An anderer Stelle beispielsweise weigert sich Dülffer, eine allzu glatte Linie zu ziehen von Kriegsbildern und Kriegserwartungen in Deutschland, aber auch anderswo in Europa, in den Jahren vor dem Ersten Weltkrieg und dem Kriegsbeginn 1914. Kriegserwartungen waren – auch in Deutschland und auch in der deutschen Diplomatie – nicht nur Kriegswünsche oder Kriegshoffnungen, Kriegsbilder waren nicht nur positiv, ja euphorisch, sondern oft auch skeptisch und furchtsam. Was hier an Ambivalenzen für die Vorkriegszeit zutage tritt, könne nicht ohne Auswirkung bleiben auf das Bild des "Augusterlebnisses" 1914, argumentiert Dülffer. Und in der Tat hat die jüngere Forschung hier wichtige Differenzierungen und Relativierungen vorgenommen, die Dülffers Thesen im Kern bestätigen und weiterführen. Kriegsbilder und Kriegserwartungen ganz anderer Art analysiert ein Aufsatz zum Protest gegen die westdeutsche Wiederbewaffnung und gegen die Ausrüstung der Bundeswehr mit atomaren Trägersystemen in den 1950er Jahren. Auch hier wird der Zusammenhang von internationaler Politik und innenpolitischen und innergesellschaftlichen Entwicklungen überdeutlich, nicht zuletzt in der Beurteilung des Antikommunismus und der Analyse seiner politischen Wirkung. Gemessen an seinen Zielen sei der Widerstand gegen die Wiederbewaffnung und die atomare Rüstung der Bundeswehr gescheitert, nicht aber im Hinblick auf die Herausbildung einer demokratisch-pluralistischen Protestkultur in der jungen Bundesrepublik.
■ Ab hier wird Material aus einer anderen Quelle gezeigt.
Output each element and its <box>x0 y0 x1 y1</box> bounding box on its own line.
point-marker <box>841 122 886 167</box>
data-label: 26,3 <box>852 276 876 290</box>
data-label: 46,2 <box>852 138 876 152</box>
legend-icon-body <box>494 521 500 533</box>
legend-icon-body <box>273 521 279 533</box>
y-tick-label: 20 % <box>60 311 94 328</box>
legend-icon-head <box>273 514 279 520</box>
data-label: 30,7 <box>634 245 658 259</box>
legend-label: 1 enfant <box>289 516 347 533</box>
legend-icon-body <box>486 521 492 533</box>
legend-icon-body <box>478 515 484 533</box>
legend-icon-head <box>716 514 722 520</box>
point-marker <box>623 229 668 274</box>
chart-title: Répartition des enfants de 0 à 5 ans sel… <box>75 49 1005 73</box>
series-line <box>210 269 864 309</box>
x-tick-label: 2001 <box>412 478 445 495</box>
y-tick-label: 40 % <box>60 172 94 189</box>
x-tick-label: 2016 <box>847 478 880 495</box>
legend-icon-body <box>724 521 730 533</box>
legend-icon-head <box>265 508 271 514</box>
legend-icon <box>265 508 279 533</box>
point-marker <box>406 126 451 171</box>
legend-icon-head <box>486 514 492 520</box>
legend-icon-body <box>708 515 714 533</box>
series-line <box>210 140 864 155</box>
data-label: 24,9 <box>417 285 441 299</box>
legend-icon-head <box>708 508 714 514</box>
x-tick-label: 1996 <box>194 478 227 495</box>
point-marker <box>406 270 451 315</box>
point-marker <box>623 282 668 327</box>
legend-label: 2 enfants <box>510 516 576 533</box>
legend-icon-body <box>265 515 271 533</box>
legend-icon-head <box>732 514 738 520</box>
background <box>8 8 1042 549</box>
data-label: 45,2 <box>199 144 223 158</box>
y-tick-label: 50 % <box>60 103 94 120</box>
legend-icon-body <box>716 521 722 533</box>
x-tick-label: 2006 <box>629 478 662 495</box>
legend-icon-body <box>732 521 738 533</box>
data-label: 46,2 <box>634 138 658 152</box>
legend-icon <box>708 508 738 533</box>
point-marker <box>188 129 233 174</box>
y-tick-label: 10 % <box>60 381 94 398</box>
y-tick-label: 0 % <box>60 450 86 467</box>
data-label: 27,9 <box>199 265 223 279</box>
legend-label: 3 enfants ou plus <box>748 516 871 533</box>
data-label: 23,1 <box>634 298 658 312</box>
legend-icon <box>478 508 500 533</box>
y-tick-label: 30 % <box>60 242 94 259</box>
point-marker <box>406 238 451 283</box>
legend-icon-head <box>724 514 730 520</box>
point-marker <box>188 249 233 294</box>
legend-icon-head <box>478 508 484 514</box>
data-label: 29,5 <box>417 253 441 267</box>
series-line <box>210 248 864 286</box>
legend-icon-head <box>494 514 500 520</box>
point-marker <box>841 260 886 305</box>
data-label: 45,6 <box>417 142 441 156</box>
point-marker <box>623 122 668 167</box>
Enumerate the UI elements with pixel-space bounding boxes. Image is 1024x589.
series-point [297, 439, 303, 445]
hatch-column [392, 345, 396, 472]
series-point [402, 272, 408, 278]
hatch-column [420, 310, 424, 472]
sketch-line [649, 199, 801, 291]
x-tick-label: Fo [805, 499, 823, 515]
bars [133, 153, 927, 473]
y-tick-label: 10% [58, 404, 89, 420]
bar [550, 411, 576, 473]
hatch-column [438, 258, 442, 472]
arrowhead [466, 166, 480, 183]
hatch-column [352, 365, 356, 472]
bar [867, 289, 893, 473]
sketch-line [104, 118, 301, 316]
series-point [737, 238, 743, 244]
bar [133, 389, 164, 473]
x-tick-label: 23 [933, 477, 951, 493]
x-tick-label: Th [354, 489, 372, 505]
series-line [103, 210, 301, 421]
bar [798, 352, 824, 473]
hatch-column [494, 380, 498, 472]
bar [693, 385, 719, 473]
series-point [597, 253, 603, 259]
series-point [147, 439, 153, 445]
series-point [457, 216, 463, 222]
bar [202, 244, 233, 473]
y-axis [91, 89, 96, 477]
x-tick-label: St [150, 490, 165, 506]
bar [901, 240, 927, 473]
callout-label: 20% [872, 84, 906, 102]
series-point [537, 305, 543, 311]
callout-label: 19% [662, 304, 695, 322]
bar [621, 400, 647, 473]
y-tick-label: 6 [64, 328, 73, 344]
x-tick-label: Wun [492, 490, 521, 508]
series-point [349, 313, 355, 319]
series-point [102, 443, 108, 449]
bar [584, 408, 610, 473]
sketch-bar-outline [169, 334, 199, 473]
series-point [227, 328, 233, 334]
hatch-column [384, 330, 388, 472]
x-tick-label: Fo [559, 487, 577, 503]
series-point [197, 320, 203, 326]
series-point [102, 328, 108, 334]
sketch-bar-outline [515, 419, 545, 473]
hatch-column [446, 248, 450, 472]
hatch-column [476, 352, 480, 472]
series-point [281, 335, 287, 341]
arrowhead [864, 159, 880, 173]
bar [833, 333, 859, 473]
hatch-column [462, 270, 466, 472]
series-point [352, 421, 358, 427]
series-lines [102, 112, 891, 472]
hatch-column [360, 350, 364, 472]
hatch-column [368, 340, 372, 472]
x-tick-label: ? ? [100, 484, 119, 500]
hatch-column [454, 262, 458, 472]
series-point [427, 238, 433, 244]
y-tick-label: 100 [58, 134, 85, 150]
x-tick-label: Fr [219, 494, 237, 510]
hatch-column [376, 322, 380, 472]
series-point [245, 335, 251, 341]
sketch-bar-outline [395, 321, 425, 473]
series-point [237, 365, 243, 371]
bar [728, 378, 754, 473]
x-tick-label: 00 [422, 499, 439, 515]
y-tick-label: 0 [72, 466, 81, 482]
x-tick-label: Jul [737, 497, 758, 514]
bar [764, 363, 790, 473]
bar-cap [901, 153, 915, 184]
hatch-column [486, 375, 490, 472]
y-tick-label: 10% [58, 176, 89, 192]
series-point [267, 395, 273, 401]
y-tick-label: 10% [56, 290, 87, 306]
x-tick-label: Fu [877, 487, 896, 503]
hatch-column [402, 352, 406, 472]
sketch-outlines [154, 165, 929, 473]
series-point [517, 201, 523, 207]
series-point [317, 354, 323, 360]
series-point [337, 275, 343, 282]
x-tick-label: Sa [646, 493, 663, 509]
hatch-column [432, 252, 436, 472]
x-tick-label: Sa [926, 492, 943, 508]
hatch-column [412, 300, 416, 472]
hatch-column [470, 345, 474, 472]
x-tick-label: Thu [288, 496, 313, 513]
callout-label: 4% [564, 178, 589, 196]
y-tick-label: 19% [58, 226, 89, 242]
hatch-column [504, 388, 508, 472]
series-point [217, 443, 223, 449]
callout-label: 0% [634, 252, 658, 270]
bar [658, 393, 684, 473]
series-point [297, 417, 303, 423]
Es ist dieser weite Blick, der die in dem Band abgedruckten Aufsätze durchgängig charakterisiert, ein Blick, der an innerdisziplinären Schwellen und Barrieren (als Sichtblenden) nicht Halt macht, sondern diese bewusst überwindet und über sie hinaus schaut. Insofern können wir Dülffers Beiträge auch lesen als gelungene Beispiele für die Erweiterung und die Erneuerung der Geschichte der internationalen Beziehungen, die gegenwärtig allenthalben in Gang zu sein scheint, zumindest aber breit eingefordert und als Anspruch nicht wenigen Untersuchungen - zu Recht oder zu Unrecht - programmatisch vorangestellt wird. Gegen die thematische und methodische Beliebigkeit mancher Studien im Zeichen von Erneuerung und Erweiterung demonstrieren die vorliegenden Arbeiten souverän, wie man die historische Teildisziplin der internationalen Beziehungen modernisiert, ohne sie neu zu erfinden, und wie man sie erweitert, ohne dabei ins Ephemere oder Marginale abzurutschen. Das Bewusstsein für wesentliche Probleme und wichtige Fragen – Krieg und Frieden nicht zuletzt – und der daraus resultierende Mut zur Schwerpunktsetzung (thematisch, zeitlich, räumlich) leiten und strukturieren den Band, und jeder seiner Aufsätze enthält Impulse für künftige Forschungen.